Third person shooters

  • The Division has a shooting range in the Base of Operations that has several targets, some to test the player's aim and other stationary targets that take damage like enemy NPCs do, which are useful for testing builds.
  • The Division 2 also has a shooting range. Unlike the first game, there are four different range lanes for different situations, such as testing Area of Effect attacks, moving targets, close range targets and long range targets. There are also various buttons to toggle the target's health, make the player's skill cooldowns tick faster, or inflict self-damage for certain builds.
  • Splatoon:
    • The first game and its sequel both have a small Shooting Range located behind Ammo Knights, where players can test out different weapons — even those they haven't yet purchased — against inflatable training dummies. The ranges both have dashed lines marking the ground which are visible even through ink, which is useful for gauging the range of specific weapons.
    • Splatoon 3 expands on this by having, in addition to a new Ammo Knights shooting range, a larger Test Range that can be accessed while waiting to join an online match. Aside from the features of previous games, this range also contains a Copy Machine, a robotic Training Dummy armed with a Splattershot and Splat Bomb that will copy the player's actions when turned on, useful for testing out defensive weapons and those that interact with enemy ink.
    • Additionally, Salmon Run: Next Wave also has its own separate test ranges, both a smaller one used for testing out weapons and a larger one serving as the multiplayer lobby.
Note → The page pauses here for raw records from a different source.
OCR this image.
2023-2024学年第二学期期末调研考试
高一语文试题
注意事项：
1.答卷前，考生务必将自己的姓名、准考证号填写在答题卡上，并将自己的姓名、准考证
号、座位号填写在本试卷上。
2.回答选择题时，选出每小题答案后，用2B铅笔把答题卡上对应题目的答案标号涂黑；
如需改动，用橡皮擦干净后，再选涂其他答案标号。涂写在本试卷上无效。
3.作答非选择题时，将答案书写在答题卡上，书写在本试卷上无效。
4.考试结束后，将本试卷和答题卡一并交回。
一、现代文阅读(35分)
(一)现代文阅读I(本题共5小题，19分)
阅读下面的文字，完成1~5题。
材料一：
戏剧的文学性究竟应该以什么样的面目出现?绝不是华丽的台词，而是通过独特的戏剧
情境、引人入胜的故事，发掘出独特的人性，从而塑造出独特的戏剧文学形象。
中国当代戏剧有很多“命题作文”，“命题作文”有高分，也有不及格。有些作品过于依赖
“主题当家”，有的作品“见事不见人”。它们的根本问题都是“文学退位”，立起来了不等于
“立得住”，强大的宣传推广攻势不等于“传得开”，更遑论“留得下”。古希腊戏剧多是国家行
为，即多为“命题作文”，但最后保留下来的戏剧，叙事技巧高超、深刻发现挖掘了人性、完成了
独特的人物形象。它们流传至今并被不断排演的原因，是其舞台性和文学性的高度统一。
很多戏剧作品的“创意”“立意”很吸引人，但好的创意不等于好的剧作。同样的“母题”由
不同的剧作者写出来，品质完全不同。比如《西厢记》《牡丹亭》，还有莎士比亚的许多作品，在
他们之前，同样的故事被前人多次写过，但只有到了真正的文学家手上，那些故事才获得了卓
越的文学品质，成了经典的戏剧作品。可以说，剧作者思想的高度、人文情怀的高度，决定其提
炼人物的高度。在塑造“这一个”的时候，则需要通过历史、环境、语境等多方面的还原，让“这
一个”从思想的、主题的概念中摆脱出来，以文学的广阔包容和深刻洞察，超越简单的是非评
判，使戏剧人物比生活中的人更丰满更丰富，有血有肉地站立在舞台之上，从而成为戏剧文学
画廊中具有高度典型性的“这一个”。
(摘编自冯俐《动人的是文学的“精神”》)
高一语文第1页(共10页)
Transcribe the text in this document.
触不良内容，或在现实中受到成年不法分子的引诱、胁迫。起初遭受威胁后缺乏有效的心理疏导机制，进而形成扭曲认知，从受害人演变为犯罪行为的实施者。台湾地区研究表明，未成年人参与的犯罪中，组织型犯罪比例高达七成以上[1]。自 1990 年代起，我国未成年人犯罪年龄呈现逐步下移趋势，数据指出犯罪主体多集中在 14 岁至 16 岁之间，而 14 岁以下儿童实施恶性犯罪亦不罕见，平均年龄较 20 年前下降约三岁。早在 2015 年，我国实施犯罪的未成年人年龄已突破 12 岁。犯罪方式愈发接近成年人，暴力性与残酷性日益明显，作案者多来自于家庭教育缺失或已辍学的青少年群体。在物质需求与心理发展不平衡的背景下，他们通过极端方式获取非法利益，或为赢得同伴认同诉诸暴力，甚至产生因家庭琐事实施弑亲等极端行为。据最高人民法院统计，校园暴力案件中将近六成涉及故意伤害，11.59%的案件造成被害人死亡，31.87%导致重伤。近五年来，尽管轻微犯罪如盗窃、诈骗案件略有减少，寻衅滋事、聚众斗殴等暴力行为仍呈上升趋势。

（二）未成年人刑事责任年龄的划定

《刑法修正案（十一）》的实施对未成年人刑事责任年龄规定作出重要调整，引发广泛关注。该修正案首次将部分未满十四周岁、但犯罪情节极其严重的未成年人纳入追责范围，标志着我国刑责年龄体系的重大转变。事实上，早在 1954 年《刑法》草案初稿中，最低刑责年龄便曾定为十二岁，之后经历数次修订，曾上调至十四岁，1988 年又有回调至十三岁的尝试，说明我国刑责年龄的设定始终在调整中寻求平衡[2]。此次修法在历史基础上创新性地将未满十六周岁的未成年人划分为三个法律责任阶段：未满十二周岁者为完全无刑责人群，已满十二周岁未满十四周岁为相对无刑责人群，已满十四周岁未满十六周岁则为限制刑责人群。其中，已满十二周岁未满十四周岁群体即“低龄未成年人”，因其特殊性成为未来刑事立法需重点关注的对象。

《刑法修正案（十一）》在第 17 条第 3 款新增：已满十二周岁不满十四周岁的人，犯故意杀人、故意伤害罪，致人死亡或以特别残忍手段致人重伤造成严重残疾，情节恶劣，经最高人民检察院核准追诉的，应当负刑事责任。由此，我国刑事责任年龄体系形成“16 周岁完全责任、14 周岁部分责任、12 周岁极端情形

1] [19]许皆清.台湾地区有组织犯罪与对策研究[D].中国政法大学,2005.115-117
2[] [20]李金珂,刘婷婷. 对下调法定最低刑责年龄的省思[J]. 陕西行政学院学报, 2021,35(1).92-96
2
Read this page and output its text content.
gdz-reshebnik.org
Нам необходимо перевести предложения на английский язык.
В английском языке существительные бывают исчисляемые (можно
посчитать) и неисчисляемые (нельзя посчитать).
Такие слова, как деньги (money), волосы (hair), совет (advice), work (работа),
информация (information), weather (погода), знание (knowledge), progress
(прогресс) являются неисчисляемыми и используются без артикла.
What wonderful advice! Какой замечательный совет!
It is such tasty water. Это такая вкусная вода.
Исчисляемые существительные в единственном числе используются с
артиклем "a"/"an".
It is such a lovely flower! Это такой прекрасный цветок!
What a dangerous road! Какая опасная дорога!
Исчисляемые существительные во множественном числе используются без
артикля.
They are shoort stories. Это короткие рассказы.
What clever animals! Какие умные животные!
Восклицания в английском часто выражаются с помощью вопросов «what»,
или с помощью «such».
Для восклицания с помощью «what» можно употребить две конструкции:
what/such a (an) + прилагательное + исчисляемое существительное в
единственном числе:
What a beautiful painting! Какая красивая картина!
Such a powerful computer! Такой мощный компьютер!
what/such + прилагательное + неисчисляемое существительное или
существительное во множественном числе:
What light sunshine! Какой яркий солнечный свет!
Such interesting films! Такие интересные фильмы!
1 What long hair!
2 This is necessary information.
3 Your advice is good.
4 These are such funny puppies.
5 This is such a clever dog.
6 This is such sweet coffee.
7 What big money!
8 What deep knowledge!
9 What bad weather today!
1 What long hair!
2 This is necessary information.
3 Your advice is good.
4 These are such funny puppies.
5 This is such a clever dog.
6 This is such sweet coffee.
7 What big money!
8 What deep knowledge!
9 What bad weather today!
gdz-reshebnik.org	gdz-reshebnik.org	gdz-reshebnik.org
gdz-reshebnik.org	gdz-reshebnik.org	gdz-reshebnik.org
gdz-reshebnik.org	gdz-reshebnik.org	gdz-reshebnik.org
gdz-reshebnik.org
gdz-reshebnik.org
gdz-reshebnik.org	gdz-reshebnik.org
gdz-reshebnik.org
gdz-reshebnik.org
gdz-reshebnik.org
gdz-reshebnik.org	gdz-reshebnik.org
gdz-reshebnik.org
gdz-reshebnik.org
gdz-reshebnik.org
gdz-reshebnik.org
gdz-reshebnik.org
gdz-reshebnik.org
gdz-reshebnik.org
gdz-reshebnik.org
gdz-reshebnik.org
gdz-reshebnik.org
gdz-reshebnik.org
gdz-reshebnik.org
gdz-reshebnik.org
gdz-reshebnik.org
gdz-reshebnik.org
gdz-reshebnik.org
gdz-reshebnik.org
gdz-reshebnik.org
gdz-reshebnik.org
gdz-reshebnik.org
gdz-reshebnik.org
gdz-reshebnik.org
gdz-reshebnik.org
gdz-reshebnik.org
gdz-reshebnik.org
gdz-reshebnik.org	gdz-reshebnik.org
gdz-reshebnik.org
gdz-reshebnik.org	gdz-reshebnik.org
These rooms include useful Salmon Run-specific mechanics, such as training dummies with the same size and health as different types of Salmonids, and an Egg Basket and supply of Golden Eggs to let players practice their egg-throwing.

Non-Video-Game Examples

  • World Trigger has a training room fitting this look at each of the BORDER agencies' branch locations, used for testing out new weapons and running simulations. It not only has grid markers lining every surface, but height markers on the walls too.